Open Europe Blog

Yesterday, EU finance ministers failed to reach an agreement on a single eurozone banking supervisor. Ahead of the meeting, the Cypriot Presidency put forward a new compromise proposal aimed at concluding a deal before the next EU summit on 13-14 December.

We have had a look at the latest drafts. Starting with the new voting rules within the EU-27 banking watchdog, the European Banking Authority, these are the most interesting changes proposed by the Presidency:

Voting on technical standards/end of restrictions on financial activities/EBA budget

European Commission proposal: QMV – meaning that countries outside the eurozone which do not want to join the new ECB-led Single Supervisory Mechanism (SSM) risk being in permanent minority

Cypriot Presidency proposal:
QMV stays, but it must include at least a simple majority of countries participating in the SSM (say at least nine, assuming that only eurozone countries join the SSM) and a simple majority of countries not participating in the SSM (say at least six, assuming that none of the non-eurozone countries joins the SSM)

This goes in the right direction, although we proposed going one step further and having all decisions in this group adopted by ‘double QMV’ – i.e. a qualified majority of participating countries and a qualified majority of non-participating countries.
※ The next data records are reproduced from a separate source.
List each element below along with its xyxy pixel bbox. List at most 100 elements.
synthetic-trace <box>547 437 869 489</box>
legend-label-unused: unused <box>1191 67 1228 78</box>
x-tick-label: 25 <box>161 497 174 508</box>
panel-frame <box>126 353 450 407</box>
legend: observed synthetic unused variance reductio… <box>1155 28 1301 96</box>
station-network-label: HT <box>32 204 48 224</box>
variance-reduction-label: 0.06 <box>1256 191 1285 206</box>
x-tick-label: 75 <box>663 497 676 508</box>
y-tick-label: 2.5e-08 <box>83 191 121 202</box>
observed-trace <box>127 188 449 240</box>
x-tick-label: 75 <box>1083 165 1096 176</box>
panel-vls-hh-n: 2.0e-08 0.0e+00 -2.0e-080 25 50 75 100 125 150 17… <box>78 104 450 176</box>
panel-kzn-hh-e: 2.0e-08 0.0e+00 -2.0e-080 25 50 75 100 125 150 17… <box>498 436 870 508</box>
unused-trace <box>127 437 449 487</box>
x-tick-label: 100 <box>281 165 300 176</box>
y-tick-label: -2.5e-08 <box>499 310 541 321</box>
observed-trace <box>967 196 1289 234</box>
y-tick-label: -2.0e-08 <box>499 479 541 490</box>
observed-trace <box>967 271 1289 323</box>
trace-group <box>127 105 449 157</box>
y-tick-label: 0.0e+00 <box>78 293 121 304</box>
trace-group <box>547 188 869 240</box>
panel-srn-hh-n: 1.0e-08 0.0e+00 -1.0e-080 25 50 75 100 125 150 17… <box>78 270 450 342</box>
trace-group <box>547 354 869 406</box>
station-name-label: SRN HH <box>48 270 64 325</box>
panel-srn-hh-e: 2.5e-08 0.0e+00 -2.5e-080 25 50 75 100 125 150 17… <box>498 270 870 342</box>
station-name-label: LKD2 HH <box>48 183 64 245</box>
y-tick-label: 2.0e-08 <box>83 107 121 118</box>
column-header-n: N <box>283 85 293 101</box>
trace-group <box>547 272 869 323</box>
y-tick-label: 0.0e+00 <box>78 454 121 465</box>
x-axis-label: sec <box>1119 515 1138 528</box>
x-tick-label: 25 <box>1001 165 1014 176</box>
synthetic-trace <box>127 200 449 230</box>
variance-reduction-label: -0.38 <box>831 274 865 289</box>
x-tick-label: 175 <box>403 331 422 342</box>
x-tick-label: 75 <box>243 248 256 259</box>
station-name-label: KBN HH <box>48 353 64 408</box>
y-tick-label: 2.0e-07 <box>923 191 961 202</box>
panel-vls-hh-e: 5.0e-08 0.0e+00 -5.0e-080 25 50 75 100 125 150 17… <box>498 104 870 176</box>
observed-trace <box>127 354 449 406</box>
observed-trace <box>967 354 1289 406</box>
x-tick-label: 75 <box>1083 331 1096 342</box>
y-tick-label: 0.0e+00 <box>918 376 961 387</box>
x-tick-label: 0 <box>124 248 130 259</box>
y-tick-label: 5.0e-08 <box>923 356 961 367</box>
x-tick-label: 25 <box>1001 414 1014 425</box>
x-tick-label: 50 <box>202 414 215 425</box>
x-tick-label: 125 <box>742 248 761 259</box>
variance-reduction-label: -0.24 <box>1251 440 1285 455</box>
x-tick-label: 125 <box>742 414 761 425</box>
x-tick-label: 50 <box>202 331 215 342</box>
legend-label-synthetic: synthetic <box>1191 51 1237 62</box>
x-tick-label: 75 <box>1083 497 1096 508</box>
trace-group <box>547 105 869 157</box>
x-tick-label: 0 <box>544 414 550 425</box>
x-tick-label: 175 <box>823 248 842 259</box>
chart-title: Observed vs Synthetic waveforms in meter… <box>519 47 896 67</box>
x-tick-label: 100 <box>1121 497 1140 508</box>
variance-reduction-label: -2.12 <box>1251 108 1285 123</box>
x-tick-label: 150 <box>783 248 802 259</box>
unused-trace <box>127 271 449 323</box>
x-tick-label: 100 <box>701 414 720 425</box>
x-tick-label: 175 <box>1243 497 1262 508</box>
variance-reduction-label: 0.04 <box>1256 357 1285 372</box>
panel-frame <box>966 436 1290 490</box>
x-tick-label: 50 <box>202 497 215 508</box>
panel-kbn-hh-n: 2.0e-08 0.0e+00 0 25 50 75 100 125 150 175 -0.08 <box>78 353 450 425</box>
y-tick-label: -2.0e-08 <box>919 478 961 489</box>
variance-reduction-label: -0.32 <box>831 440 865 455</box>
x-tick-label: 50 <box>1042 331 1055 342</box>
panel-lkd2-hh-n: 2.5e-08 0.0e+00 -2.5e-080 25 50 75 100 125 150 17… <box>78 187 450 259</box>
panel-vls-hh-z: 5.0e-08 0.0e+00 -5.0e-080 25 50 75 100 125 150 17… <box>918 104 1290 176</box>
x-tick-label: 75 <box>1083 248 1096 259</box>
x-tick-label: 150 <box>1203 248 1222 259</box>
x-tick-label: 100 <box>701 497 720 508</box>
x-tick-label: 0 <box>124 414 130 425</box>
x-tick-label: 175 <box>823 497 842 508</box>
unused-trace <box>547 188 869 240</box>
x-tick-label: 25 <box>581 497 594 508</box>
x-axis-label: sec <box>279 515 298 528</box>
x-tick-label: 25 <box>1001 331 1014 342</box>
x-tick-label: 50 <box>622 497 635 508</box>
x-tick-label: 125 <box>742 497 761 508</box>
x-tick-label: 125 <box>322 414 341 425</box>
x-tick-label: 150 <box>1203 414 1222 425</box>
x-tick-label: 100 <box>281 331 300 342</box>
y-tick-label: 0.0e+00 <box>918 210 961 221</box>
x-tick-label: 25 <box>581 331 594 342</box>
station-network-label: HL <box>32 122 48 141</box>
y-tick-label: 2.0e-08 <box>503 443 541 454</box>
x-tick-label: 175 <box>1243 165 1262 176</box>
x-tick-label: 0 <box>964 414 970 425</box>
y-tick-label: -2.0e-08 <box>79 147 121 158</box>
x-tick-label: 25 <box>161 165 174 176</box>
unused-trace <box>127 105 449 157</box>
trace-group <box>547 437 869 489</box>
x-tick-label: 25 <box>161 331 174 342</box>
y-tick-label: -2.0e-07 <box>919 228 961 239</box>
Voting on breaches of EU law/dispute settlement

European Commission proposal: An independent panel (composed of three people) takes a decision. The decision is considered as automatically adopted unless it is rejected by a simple majority of member states – including at least three countries participating in the SSM and three countries not participating in the SSM

Cypriot Presidency proposal: A larger independent panel (composed of seven people) takes a decision. The decision is considered as automatically adopted unless it is rejected by a simple majority of member states participating in the SSM and a simple majority of member states not participating in the SSM

And here is where the main problems with the Presidency’s proposal lie, according to us:

  •  A larger panel is good in principle. However, the proposal fails to specify how many of the seven members should be from countries not participating in the SSM;
  •  Even assuming a three ‘ins’ + three ‘outs’ + the Chairperson composition of the panel, decisions would still be taken by simple majority – i.e. four of seven members;
  • Overturning a decision taken by the panel becomes even more difficult under the Presidency’s proposal, given that a simple majority of ‘ins’ and a simple majority of ‘outs’ are both needed to do so. Therefore, the proposal would end up giving the independent panel (and the EBA) more power. This is why we proposed that, instead of this ‘reverse majority’ system, decisions taken by the independent panel should be confirmed by both a qualified majority of countries participating in the SSM and a qualified majority of countries not participating in the SSM.

Enough technicalities for now – we will look at the ECB Regulation in a separate blog post.